Eine direkte Finanzierung von Zäunen oder Mauern lehnen Länder wie Deutschland und Luxemburg ebenso wie die EU-Kommission ab. Mit Blick auf die umstrittene Frage, ob auch Grenzzäune aus dem EU-Haushalt finanziert werden sollten, sagte von der Leyen, dass es an der bulgarisch-türkischen Grenze bereits einen Zaun gebe - der aber nicht funktioniere.

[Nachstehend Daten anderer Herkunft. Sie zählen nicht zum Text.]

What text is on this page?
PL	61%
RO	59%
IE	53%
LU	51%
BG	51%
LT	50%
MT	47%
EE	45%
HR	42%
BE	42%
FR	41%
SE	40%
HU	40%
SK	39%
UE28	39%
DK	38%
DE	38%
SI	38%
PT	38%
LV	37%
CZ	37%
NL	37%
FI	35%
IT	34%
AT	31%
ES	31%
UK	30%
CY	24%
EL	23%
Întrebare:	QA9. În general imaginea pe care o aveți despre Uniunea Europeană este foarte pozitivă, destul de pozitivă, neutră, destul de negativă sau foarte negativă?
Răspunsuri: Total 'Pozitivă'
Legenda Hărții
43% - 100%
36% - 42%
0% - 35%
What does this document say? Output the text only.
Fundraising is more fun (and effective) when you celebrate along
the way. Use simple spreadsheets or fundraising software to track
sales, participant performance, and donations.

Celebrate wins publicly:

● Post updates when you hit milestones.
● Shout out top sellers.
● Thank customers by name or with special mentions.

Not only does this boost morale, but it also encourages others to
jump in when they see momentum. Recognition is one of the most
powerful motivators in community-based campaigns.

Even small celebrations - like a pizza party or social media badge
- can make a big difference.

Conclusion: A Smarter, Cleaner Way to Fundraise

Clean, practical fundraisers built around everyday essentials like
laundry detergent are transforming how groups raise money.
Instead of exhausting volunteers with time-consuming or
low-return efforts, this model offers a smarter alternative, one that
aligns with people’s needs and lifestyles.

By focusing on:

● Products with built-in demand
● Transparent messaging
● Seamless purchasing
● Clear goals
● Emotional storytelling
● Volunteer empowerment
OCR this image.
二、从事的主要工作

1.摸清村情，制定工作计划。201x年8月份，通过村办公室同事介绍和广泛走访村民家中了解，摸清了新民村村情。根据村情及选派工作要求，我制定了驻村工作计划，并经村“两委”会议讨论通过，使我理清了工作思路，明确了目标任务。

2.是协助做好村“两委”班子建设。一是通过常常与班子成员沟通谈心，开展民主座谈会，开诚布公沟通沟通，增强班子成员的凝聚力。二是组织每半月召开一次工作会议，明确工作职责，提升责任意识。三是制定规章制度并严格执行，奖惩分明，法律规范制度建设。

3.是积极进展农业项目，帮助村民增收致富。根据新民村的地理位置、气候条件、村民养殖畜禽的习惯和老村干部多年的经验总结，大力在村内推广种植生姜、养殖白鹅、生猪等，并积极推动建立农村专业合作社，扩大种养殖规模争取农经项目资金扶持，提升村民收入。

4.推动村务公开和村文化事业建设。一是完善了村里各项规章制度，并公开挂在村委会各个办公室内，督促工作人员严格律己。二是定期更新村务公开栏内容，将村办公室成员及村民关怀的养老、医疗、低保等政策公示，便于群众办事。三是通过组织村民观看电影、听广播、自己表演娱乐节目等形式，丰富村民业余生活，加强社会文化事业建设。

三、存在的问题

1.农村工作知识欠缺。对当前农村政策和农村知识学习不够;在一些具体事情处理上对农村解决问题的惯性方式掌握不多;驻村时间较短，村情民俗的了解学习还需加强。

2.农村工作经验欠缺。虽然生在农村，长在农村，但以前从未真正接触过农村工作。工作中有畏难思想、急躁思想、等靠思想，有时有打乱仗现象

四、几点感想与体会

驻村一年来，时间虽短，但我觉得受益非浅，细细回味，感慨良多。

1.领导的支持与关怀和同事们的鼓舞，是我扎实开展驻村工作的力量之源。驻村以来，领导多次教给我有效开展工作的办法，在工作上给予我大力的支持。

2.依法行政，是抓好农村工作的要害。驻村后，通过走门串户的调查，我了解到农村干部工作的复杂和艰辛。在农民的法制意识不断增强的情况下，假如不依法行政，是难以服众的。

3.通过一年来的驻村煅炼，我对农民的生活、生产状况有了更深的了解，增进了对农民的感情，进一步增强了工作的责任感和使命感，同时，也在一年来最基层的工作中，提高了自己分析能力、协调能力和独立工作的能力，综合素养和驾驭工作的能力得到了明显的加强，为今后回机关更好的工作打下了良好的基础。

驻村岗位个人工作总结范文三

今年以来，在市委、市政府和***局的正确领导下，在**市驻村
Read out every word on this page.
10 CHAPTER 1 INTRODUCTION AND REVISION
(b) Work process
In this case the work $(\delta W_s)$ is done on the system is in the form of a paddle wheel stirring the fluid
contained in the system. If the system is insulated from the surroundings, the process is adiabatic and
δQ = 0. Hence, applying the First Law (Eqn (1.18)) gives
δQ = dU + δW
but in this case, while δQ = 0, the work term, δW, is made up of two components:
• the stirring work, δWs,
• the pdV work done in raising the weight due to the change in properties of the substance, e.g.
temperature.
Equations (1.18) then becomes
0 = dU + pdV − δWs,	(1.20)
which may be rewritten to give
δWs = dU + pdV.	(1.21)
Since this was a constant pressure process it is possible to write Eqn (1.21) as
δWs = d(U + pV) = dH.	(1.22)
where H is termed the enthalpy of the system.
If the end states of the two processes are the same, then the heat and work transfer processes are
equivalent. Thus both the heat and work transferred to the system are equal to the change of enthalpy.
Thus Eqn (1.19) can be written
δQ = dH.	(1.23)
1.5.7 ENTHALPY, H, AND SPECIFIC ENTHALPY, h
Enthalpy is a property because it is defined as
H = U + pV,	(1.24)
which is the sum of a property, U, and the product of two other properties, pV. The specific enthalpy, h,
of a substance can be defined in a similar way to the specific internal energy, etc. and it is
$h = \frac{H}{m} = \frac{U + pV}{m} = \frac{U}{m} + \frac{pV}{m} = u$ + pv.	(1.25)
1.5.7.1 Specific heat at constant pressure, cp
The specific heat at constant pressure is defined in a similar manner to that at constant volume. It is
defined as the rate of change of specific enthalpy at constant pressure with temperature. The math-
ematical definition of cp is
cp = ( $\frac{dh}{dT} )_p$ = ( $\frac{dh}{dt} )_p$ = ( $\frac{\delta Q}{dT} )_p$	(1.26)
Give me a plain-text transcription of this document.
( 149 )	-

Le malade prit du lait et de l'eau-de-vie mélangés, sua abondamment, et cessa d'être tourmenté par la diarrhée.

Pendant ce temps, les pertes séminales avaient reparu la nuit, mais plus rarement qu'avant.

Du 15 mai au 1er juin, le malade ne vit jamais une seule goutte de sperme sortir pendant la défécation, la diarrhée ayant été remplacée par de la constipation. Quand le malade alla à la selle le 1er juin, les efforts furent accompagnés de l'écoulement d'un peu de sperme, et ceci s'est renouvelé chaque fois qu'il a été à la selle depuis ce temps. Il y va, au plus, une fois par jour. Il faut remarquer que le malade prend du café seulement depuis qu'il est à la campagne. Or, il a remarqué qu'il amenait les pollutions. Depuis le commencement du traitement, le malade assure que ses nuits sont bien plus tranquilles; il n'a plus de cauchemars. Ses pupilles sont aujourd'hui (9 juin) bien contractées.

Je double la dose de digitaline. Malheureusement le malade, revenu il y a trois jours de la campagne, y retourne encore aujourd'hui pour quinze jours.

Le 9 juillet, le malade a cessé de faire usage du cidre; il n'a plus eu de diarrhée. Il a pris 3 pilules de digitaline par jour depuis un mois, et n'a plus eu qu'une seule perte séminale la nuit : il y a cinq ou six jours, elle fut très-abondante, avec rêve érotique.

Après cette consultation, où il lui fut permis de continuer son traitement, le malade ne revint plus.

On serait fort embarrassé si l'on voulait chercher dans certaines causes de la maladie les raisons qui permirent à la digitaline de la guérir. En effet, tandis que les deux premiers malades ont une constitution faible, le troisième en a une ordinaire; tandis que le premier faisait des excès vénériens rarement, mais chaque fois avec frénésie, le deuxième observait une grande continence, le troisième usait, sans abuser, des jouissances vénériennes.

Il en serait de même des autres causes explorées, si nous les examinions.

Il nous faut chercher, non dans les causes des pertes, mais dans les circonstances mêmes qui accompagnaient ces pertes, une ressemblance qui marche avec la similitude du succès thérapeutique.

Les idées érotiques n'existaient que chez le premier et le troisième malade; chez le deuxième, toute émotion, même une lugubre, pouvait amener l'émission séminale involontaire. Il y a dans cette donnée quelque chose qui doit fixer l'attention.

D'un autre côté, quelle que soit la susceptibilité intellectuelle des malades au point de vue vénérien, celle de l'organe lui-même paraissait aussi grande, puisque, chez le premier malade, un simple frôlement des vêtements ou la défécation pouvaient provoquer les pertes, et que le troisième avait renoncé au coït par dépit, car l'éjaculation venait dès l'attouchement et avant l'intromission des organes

Scholz erinnerte an die „aufgeregten Debatten über diese Fragen 2014 und 2015“, als vor dem Hintergrund des syrischen Bürgerkriegs allein eine Million Menschen nach Deutschland kamen. Nun habe die EU „pragmatische, gute, gemeinsame Lösungen“ gefunden, sagte er.

Der Kanzler plädierte gegen eine Abschottung und warb in Brüssel erneut für die „Erwerbsmigration“: Europa müsse „ein gemeinsames Interesse daran haben, dass diejenigen, die wir für unsere Arbeitsmärkte brauchen, auch herkommen“.

Einig sind sich die EU-Staaten hingegen darin, dass mehr Druck auf Länder gemacht werden sollte, die bei der Rücknahme abgelehnter Asylbewerber nicht kooperieren. Dies soll dazu führen, dass mehr Menschen ohne Bleiberecht die EU verlassen und so die teils stark überlasteten Asylsysteme entlastet werden. Druck wollen die EU-Staaten etwa über eine verschärfte Visa-Politik, die Handelspolitik und die Entwicklungshilfe machen, zugleich sollen aber auch Möglichkeiten für legale Migration geschaffen werden.

Die Zahl der Asylanträge ist 2022 im Vergleich zum Vorjahr um fast 50 Prozent auf 924.000 gestiegen. Hinzu kamen rund vier Millionen Flüchtlinge aus der Ukraine, die in der EU nicht Asyl beantragen müssen.